Pat knows that he is expected to be humble and grateful in his address to the school board. However, his time on the island has changed him, giving him the confidence to speak his mind and making him angry enough to flout the board’s protocols. As a result, he tells them exactly how much they are failing the children of Yamacraw.

“If these parents were white and important, their school would be as fine as any school in the county. If their parents were white, the question of a gas bill and maintenance bill would never come up – even if I were driving a battleship to work.”


(Chapter 11, Page 262)

A key aspect of Pat’s criticism of the board’s treatment of Yamacraw and their decision to dismiss him from his job is his determination to highlight the racial dynamics of the case. He reminds them, in no uncertain terms, that they would never get away with such neglect, nor consider the gas bill to be extravagant, if the residents of Yamacraw were not poor and black.
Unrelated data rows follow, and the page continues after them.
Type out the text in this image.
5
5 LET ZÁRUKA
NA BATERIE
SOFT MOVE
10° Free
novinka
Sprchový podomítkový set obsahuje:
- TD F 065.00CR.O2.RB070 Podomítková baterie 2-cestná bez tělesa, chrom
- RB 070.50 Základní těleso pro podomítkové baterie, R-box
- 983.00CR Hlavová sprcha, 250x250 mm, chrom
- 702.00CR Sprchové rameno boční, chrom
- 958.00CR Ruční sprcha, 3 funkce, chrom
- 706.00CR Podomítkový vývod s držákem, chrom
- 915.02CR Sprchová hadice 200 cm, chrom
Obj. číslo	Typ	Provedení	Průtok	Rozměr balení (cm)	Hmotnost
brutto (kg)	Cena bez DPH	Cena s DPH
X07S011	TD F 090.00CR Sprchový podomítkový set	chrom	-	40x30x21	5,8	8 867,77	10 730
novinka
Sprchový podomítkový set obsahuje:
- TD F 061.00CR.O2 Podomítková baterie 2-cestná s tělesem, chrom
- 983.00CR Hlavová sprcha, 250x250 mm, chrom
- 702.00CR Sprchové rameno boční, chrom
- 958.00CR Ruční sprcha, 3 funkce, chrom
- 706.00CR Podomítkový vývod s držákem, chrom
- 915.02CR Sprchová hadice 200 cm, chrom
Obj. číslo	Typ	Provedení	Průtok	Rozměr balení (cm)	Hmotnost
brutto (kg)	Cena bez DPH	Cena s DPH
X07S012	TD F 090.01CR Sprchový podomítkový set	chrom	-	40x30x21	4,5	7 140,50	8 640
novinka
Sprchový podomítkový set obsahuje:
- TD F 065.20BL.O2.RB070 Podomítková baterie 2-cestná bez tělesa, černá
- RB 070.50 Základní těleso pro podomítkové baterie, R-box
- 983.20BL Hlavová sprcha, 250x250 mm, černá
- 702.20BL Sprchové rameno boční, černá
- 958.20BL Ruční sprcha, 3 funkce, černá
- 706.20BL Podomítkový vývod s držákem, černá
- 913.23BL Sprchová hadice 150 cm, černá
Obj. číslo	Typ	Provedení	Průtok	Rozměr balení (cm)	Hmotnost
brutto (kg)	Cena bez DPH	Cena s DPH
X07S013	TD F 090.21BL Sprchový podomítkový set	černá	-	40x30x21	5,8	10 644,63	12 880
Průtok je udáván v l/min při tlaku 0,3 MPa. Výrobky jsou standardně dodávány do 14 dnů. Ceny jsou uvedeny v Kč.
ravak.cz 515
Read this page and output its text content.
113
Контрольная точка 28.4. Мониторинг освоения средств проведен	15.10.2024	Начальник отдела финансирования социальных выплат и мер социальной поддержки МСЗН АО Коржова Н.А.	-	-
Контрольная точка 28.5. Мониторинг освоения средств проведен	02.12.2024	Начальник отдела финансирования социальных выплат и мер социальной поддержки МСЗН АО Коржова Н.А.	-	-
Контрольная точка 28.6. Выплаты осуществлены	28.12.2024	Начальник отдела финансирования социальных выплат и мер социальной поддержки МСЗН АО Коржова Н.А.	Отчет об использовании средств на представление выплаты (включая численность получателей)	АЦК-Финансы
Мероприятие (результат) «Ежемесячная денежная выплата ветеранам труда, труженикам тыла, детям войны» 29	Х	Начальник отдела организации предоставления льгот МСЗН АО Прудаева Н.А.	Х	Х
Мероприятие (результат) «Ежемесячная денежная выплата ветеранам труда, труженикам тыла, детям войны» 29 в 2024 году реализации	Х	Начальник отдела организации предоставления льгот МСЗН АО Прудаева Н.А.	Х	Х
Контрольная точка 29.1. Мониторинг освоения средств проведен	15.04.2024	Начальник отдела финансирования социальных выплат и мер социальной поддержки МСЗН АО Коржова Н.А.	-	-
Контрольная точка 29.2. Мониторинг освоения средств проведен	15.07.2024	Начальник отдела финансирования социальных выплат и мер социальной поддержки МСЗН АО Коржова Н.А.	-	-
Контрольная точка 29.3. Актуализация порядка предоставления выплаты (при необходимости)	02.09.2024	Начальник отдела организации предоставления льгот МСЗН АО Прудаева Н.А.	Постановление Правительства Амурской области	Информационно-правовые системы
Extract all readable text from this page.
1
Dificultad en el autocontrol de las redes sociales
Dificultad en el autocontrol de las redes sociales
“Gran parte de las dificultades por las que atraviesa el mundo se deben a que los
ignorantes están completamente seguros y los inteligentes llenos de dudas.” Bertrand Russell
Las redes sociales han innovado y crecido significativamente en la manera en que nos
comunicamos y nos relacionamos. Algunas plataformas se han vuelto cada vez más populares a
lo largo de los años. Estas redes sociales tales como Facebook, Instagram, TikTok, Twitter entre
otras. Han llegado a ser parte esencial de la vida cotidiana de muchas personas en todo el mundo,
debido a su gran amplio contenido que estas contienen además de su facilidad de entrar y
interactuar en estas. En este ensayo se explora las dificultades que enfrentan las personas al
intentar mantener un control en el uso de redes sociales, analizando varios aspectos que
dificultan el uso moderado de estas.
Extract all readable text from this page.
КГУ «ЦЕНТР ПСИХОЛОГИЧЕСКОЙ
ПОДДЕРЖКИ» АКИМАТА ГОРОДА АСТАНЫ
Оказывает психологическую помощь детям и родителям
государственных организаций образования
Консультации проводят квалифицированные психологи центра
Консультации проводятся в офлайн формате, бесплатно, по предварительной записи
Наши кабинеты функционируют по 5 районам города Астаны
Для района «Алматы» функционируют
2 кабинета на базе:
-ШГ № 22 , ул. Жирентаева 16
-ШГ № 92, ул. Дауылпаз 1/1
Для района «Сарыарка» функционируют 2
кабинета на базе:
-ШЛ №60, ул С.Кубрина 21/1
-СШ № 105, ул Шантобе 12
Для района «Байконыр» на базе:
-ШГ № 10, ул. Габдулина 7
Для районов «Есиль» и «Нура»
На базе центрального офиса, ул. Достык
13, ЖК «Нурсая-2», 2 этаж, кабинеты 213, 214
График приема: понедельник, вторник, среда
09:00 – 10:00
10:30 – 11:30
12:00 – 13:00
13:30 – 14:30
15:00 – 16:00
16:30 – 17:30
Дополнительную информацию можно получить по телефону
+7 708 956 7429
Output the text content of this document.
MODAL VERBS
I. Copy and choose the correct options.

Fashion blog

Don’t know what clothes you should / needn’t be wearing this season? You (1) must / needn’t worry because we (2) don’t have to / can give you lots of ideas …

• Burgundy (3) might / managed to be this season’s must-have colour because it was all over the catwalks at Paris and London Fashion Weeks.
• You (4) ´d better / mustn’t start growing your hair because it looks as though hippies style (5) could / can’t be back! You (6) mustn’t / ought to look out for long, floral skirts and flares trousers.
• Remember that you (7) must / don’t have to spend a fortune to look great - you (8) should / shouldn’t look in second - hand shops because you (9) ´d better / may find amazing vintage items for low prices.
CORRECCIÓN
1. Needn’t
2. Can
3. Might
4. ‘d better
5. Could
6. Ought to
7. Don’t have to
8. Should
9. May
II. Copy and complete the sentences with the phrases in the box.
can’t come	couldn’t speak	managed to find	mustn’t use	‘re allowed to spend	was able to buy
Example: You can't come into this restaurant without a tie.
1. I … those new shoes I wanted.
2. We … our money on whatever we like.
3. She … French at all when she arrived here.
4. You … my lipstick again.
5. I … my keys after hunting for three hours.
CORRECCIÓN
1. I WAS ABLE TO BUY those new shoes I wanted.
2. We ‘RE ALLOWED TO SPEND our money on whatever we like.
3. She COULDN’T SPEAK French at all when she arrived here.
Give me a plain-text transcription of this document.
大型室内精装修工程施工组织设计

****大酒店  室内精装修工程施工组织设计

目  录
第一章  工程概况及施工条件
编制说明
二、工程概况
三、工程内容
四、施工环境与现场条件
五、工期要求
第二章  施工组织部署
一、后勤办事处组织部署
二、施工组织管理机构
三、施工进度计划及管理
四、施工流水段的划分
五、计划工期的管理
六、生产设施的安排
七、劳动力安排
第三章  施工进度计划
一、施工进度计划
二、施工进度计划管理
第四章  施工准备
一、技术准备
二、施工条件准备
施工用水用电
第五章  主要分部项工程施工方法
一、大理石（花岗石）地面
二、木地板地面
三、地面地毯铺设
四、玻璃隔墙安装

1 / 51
“When I tried to erase this thinking, the people would shake their heads and say, ‘It true. All dese colored teachers no good for the chillun.’ I had unwittingly created a new stereotype among the island people and it seemed insidiously pervasive among the parents.”


(Chapter 11, Page 266)

In an ironic mirroring of Mrs. Brown’s internalized racism, the people of Yamacraw compare her to Pat and conclude that her failings as a teacher are the result of her race. Pat recognizes that he could be tempted into a paternalistic role, benefiting from this internalized racism, and so takes a stand and hands in his notice, offering to help find young black teachers to take his place and challenge this stereotype.

“It looked as though the Old South was alive and well, a little more subtle, with the sheets and night riders, but a force that still tolerated little deviation from the norm.”


(Chapter 11, Page 273)

After Pat allows three of the recent graduates from Yamacraw to stay in his home while they attend high school on the mainland, it quickly becomes apparent that this infuriates many in his all-white neighborhood. As he loses community support in his appeal against the board’s decision to fire him, he reflects on the degree to which old ideologies of white supremacy still shapes much of the South.

“The black schools were reservations where the sons and daughters of cotton pickers were herded together for the sake of form and convenience. Piedmont and Bennington, in turn, presided over student-council elections at the white schools, sat in a place of honor at football games, chaperoned school dances, and kissed the comely blonde elected home-coming queen.”


(Chapter 12, Page 286)

After his dismissal, Pat is initially furious. Once he has calmed down, he comes to recognize that the school administration is motivated by a fear of the new world and a wish to return to the “simple” world of segregation. In this system, officials like Piedmont could effectively ignore the black schools and spend their time focusing on the privileged white schools. With the end of segregation, this approach is increasingly impossible, which Piedmont and the other school administrators resent but which Pat warmly welcomes.